Les données de l’EFFIS indiquent qu’environ 435 000 hectares de terres ont été ravagés par les flammes depuis le début de l’année, soit près de trois fois la moyenne observée ces dernières années. Plus de 1 400 incendies ont été recensés, un chiffre supérieur de plus de deux fois à la moyenne habituelle.
La France a déjà perdu environ 91 000 hectares, établissant un nouveau record annuel alors que la saison estivale est loin d’être terminée. En Espagne, où le plus vaste incendie jamais enregistré dans le pays s’est produit cette année, près de 207 000 hectares ont brûlé, soit près de cinq fois la moyenne habituelle à cette période.

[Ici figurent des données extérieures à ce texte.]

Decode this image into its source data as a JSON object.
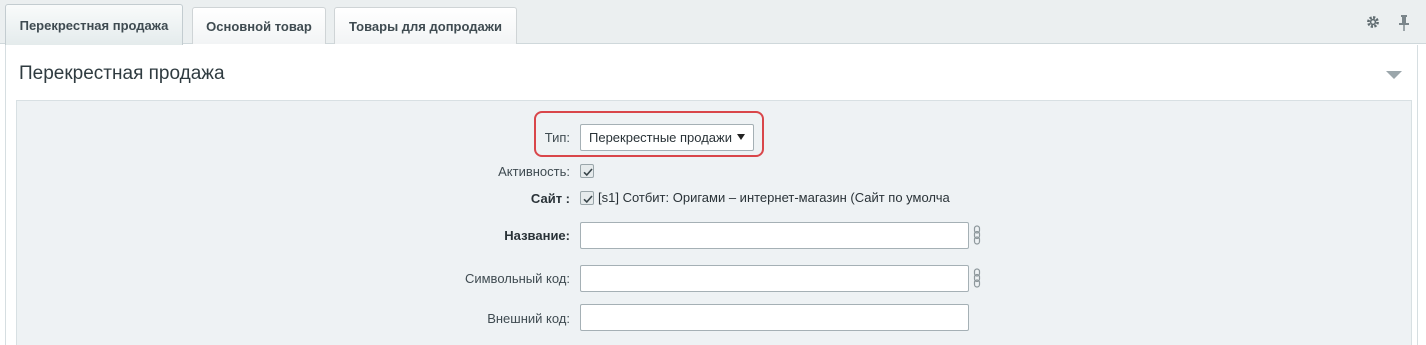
{
  "tabs": [
    {
      "label": "Перекрестная продажа",
      "active": true
    },
    {
      "label": "Основной товар",
      "active": false
    },
    {
      "label": "Товары для допродажи",
      "active": false
    }
  ],
  "toolbar": {
    "settings_icon": "gear-icon",
    "pin_icon": "pin-icon"
  },
  "panel": {
    "title": "Перекрестная продажа"
  },
  "form": {
    "type_label": "Тип:",
    "type_value": "Перекрестные продажи",
    "active_label": "Активность:",
    "active_checked": true,
    "site_label": "Сайт :",
    "site_checked": true,
    "site_value": "[s1] Сотбит: Оригами – интернет-магазин (Сайт по умолча",
    "name_label": "Название:",
    "name_value": "",
    "code_label": "Символьный код:",
    "code_value": "",
    "xml_label": "Внешний код:",
    "xml_value": ""
  },
  "colors": {
    "highlight": "#d9464a",
    "form_bg": "#eef2f4",
    "tabbar_bg": "#ebeff0"
  }
}
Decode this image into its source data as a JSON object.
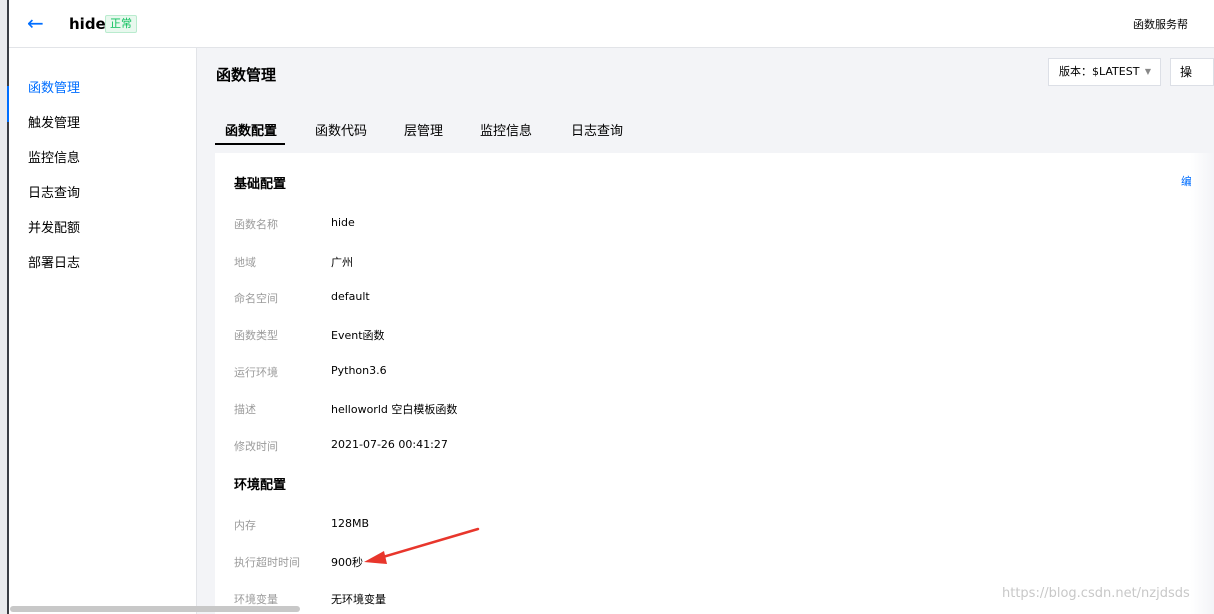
{
  "header": {
    "function_name": "hide",
    "status": "正常",
    "help_link": "函数服务帮"
  },
  "sidebar": {
    "items": [
      {
        "label": "函数管理",
        "active": true
      },
      {
        "label": "触发管理"
      },
      {
        "label": "监控信息"
      },
      {
        "label": "日志查询"
      },
      {
        "label": "并发配额"
      },
      {
        "label": "部署日志"
      }
    ]
  },
  "main": {
    "title": "函数管理",
    "version_label": "版本：$LATEST",
    "op_button_label": "操",
    "tabs": [
      "函数配置",
      "函数代码",
      "层管理",
      "监控信息",
      "日志查询"
    ],
    "active_tab": 0
  },
  "basic_config": {
    "title": "基础配置",
    "edit_label": "编",
    "fields": [
      {
        "label": "函数名称",
        "value": "hide"
      },
      {
        "label": "地域",
        "value": "广州"
      },
      {
        "label": "命名空间",
        "value": "default"
      },
      {
        "label": "函数类型",
        "value": "Event函数"
      },
      {
        "label": "运行环境",
        "value": "Python3.6"
      },
      {
        "label": "描述",
        "value": "helloworld 空白模板函数"
      },
      {
        "label": "修改时间",
        "value": "2021-07-26 00:41:27"
      }
    ]
  },
  "env_config": {
    "title": "环境配置",
    "fields": [
      {
        "label": "内存",
        "value": "128MB"
      },
      {
        "label": "执行超时时间",
        "value": "900秒"
      },
      {
        "label": "环境变量",
        "value": "无环境变量"
      }
    ]
  },
  "annotation": {
    "color": "#e8362c"
  },
  "watermark": "https://blog.csdn.net/nzjdsds",
  "colors": {
    "accent": "#006eff",
    "status_green": "#0abf5b"
  }
}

Un nouvel incendie près de la frontière portugaise a également conduit les autorités à évacuer environ 600 personnes, tandis que le Centre de coordination de la réaction d’urgence de l’Union européenne avertit que les prochaines semaines pourraient être encore plus difficiles, les incendies progressant également en Italie et en Grèce.

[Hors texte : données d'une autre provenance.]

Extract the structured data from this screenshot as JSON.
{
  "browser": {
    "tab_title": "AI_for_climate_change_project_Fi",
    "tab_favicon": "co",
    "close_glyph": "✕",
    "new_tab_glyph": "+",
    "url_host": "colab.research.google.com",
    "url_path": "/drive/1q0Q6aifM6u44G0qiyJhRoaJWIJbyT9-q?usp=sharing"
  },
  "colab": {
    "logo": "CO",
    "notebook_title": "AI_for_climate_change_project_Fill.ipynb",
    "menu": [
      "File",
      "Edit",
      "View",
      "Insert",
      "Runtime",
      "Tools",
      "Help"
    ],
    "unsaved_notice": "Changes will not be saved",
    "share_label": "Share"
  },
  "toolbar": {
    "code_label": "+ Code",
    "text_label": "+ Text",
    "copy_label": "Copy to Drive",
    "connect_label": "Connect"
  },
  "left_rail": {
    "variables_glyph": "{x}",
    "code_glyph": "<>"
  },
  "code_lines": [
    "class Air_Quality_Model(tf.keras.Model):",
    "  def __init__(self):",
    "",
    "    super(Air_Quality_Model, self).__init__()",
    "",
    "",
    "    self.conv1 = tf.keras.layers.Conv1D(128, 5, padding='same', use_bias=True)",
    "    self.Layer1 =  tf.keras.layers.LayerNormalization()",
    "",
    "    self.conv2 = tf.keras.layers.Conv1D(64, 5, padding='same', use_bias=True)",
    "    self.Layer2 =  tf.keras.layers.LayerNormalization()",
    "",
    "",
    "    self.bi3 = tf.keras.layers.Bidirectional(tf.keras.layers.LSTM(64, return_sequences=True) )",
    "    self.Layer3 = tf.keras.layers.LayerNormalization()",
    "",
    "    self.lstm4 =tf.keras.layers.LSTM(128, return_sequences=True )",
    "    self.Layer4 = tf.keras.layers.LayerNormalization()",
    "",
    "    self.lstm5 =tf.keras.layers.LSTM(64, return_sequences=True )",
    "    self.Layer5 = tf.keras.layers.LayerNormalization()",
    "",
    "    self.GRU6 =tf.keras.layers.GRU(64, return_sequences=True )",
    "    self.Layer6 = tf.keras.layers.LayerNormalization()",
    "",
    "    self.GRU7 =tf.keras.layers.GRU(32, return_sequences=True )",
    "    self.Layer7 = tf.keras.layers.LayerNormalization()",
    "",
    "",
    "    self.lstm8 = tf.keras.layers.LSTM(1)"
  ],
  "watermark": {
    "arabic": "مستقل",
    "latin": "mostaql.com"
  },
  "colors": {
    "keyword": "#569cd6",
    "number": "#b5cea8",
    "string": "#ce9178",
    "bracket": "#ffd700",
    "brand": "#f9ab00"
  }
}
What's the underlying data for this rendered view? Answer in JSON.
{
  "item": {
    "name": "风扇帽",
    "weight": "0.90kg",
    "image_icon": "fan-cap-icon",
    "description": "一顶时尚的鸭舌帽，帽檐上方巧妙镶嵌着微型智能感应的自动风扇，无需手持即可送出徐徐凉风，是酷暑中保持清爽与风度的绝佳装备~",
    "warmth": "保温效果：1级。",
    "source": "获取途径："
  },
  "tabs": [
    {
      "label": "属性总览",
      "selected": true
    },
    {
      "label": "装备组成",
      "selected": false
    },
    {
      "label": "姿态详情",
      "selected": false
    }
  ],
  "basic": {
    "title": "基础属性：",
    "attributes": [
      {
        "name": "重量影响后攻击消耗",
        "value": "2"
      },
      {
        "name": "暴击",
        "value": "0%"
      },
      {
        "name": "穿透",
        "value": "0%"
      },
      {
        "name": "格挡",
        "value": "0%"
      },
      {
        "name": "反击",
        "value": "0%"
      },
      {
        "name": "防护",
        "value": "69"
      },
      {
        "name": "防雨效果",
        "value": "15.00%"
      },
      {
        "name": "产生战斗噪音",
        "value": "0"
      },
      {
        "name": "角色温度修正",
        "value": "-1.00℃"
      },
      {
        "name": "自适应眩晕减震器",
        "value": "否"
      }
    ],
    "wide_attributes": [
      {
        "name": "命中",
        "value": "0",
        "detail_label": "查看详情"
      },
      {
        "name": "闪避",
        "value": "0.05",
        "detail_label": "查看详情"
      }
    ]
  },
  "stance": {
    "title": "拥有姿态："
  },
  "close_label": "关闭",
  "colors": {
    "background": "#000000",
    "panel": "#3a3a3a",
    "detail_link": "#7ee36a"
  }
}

Les chercheurs soulignent que les vagues de chaleur successives assèchent fortement la végétation, permettant aux feux de se propager beaucoup plus rapidement. Ils observent également une évolution du comportement des incendies en Europe : les départs de feu sont moins nombreux qu’auparavant, mais ils deviennent nettement plus étendus et plus intenses lorsqu’ils ne sont pas maîtrisés rapidement.
Le météorologue José Miguel Viñas a déclaré au journal The Guardian que ces résultats confirment scientifiquement les tendances observées depuis plusieurs années dans le sud de l’Europe et dans d’autres régions du monde. Selon lui, « des températures plus élevées, une sécheresse accrue et des vents plus forts rendent les incendies de forêt beaucoup plus violents et difficiles à contrôler ».
Les estimations indiquent enfin que les vagues de chaleur ont déjà causé la mort d’au moins 10 000 personnes et provoqué environ deux milliards d’euros de pertes pour la production céréalière en Europe.